A church bell sounds, the staccato thudding of mallet on plank summons monks to afternoon prayers, deep voices are raised in communal chant.
And high in the great tower of Pantokrator Monastery, a metal library door swings open.
There, deep inside the medieval fortified monastery in the Mount Athos monastic community, researchers are for the first time tapping a virtually unknown treasure — thousands of Ottoman-era manuscripts that include the oldest of their kind in the world.
The libraries of the self-governed community, established more than 1,000 years ago on northern Greece’s Athos peninsula, are a repository of rare, centuries-old works in several languages including Greek, Russian and Romanian.
Many have been extensively studied, but not the Ottoman Turkish documents, products of an occupying bureaucracy that ruled northern Greece from the late 14th century — well before the Byzantine capital, Constantinople, fell to the Ottomans in 1453 — until the early 20th when the area became Greek again.
Byzantine scholar Yiannis Niehoff-Panagiotidis says it’s impossible to understand Mount Athos’ economy and society under Ottoman rule without consulting these documents, which regulated the monks’ dealings with secular authorities.
Niehoff-Panagiotidis, a professor at the Free University of Berlin, said the oldest of the roughly 25,000 Ottoman works found in the monastic libraries dates to 1374, or 1371.
That’s older than any known in the world, he said, adding that in Istanbul, as the Ottomans renamed Constantinople when they made the city their own capital, the oldest archives only go back to 1480 or 1490.

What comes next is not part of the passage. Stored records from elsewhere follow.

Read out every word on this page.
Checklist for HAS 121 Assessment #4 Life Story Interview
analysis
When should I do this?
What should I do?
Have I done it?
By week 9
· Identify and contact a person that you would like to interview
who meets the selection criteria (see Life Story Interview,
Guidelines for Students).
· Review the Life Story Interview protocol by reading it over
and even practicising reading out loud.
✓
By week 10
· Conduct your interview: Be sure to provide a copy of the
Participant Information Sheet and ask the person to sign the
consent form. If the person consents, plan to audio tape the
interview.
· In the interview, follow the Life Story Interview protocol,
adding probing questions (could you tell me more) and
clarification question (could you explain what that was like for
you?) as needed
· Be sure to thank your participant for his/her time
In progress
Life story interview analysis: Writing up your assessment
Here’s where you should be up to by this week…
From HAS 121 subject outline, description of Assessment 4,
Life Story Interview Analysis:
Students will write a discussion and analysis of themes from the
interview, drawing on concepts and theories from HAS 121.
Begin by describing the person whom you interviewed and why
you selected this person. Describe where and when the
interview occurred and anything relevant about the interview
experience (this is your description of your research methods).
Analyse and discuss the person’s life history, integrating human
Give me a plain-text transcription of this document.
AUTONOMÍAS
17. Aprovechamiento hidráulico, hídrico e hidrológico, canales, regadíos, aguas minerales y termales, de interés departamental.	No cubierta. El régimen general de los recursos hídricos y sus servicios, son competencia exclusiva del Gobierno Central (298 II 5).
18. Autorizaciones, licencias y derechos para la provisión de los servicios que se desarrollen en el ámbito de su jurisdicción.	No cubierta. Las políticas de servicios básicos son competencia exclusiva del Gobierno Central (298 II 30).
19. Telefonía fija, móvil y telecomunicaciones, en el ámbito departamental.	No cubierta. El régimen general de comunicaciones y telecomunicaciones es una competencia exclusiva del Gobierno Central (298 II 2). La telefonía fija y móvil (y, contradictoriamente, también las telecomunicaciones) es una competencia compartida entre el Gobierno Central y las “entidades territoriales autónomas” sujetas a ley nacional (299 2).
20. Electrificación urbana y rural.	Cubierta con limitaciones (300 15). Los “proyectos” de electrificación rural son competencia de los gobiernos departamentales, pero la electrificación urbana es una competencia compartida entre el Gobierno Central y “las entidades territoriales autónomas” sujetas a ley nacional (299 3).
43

Father Theophilos, a monk who is helping with the research, carefully takes out some of the more rare documents that are stored in large wooden drawers in the library of the Pantokrator Monastery, one of 20 on the heavily wooded peninsula.
These include ornate Sultans’ firmans — or decrees — deeds of ownership and court decisions.
Anastasios Nikopoulos, a jurist and scientific collaborator of the Free University of Berlin, who has been working with Niehoff-Panagiotidis on the project for the past few months said the overwhelming majority are legal documents.
And the manuscripts tell a story at odds with the traditional understanding in Greece of Ottoman depredations in the newly-conquered areas, through the confiscation of the Mount Athos monasteries’ rich real estate holdings.
Instead, the new rulers took the community under their wing, preserved its autonomy and protected it from external interference.
“The Sultans’ firmans we saw in the tower...and the Ottoman state’s court decisions show that the monks’ small democracy was able to gain the respect of all conquering powers,” Nikopoulos said.
“And that is because Mount Athos was seen as a cradle of peace, culture...where peoples and civilizations coexisted peacefully.”
Nikopoulos said that one of the first actions of Murad II, the Ottoman ruler who conquered Thessaloniki — the closest city to Mount Athos — was to draw up a legal document in 1430 protecting the community.
“This says a lot. The Ottoman sultan himself ensured that the administrative system of Mount Athos was preserved and safeguarded,” he said.
Even before that, Niehoff-Panagiotidis added, a sultan issued a mandate laying down strict punishment for intruders after a band of marauding soldiers engaged in minor thieving from one of the monasteries.
“It’s strange that the sultans kept Mount Athos, the last remnant of Byzantium, semi-independent and didn’t touch it,” he said.
“They didn’t even keep troops here. At the very most they would have a local representative who probably stayed at (the community’s administrative center) Karyes and sipped tea.”
Another unexpected revelation, Niehoff-Panagiotidis said, was that for roughly the first two centuries of Ottoman rule no effort was made to impose Islamic law on Mount Athos or nearby parts of northern Greece.
“What is strange is that the sultans kept Mount Athos as the last remnant of Byzantium,” he said.
The community was first granted self-governance through a decree by Byzantine Emperor Basil II, in 883 AD.
Throughout its history, women have been forbidden from entering, a ban that still stands.
This rule is called “avaton” and the researchers believe that it concerns every form of disturbance that could affect Mount Athos.